Noch ein AHA-Erlebnis: Im Arabischen werden die Selbstlaute nicht zu Papier gebracht. So würde man nach dieser Regel das Wort Name nur mit Nm niederschreiben. Dieser Hinweis ist eine mögliche Erklärung dafür, warum die Aussprache und Unterscheidung der einzelnen Vokale für unsere SchülerInnen nicht so einfach ist.
Zusatzinfo: Was ist Elongo?
Der Kurs war eigentlich für Elongó-Buddies ausgeschrieben. Ich konnte aber einen der frei gebliebene Plätze ergattern und freundlicherweise auch teilnehmen.
Was ist Elongo? Elongó ist ein Ehrenamtlichenprojekt des Integrations-und Bildungszentrums (IBZ) St. Pölten, Maximilianstraße. Sogenannte „Buddies“ treffen – sozialarbeiterisch begleitet und unterstützt – über einen vereinbarten Zeitraum regelmäßig Flüchtlinge und helfen diesen, sich in Österreich zu orientieren und ein neues Leben aufzubauen, die neue Sprache zu üben, Kontakte zu knüpfen und sich „zuhause“ zu fühlen.
Herzliche Grüße, Alexandra Eichenauer-Knoll
PS, noch etwas Persönliches: Für mich war das Spiel mit den ungarische Vokabeln nicht nur aus pädagogischer Sicht interessant. Ich hatte als Studentin ein Jahr lang am finnisch-ugrischen Institut Ungarisch inskribiert und lernte die Sprache damals mit Feuereifer. Ich wollte nachholen, was mir meine Mutter, eine gebürtige Ungarin, nicht gelehrt hatte – ihre Muttersprache zu sprechen. Nach einem Jahr gab ich dieses Unterfangen auf und wechselte zu Spanisch, weil diese Sprache international und gut kompatibel mit meinem Wirtschaftsstudium war.

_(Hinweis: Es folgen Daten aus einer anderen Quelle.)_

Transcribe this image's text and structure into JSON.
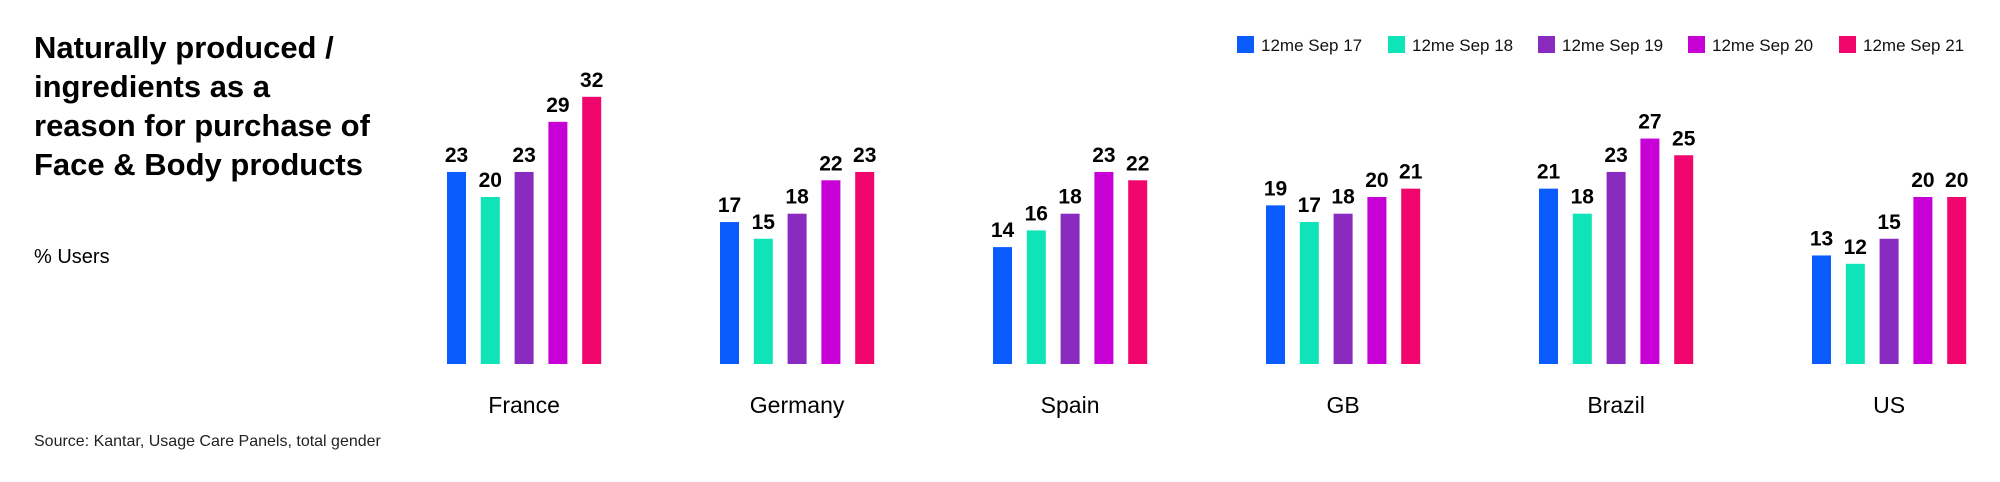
{
  "header": {
    "title": "Naturally produced / ingredients as a reason for purchase of Face & Body products",
    "subtitle": "% Users"
  },
  "footer": {
    "source": "Source: Kantar, Usage Care Panels, total gender"
  },
  "colors": {
    "series": [
      "#0a5cff",
      "#0fe3b8",
      "#8a2bbf",
      "#c700d6",
      "#f0066c"
    ]
  },
  "chart_data": {
    "type": "bar",
    "title": "Naturally produced / ingredients as a reason for purchase of Face & Body products",
    "ylabel": "% Users",
    "ylim": [
      0,
      35
    ],
    "grid": false,
    "legend": "top-right",
    "categories": [
      "France",
      "Germany",
      "Spain",
      "GB",
      "Brazil",
      "US"
    ],
    "series": [
      {
        "name": "12me Sep 17",
        "values": [
          23,
          17,
          14,
          19,
          21,
          13
        ]
      },
      {
        "name": "12me Sep 18",
        "values": [
          20,
          15,
          16,
          17,
          18,
          12
        ]
      },
      {
        "name": "12me Sep 19",
        "values": [
          23,
          18,
          18,
          18,
          23,
          15
        ]
      },
      {
        "name": "12me Sep 20",
        "values": [
          29,
          22,
          23,
          20,
          27,
          20
        ]
      },
      {
        "name": "12me Sep 21",
        "values": [
          32,
          23,
          22,
          21,
          25,
          20
        ]
      }
    ]
  }
}
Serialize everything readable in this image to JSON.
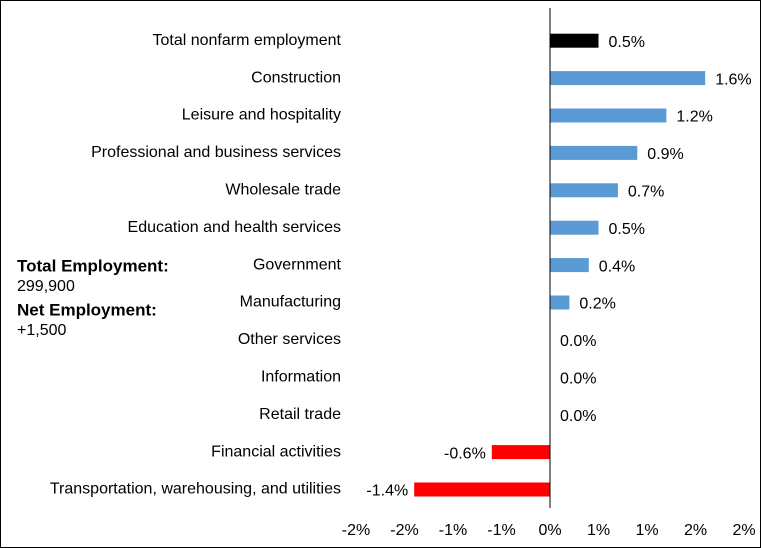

Das war aber nicht der tiefere Grund, warum ich das Erlernen des Ungarischen bleiben ließ. Es war wohl eher das Unverständnis meiner Mutter, das mich entmutigte. Für sie war die alte Heimat längst und unwiederbringlich verloren, ihr schienen meine Versuche, auch wenn sie es freundlich zu verbergen suchte, sinnlos. Als wir im Seminar die Wörter mit Andrea übten – natürlich um selbst zu spüren, wie schwierig es ist, sich zehn Vokabel in einer Stunde zu merken – da wurde sie wieder wach, diese alte Sehnsucht nach der Sprache meiner Mutter. Und die bittere Frage, warum sie mir ihre Muttersprache nicht hatte beibringen wollen, stellte sich mir erneut.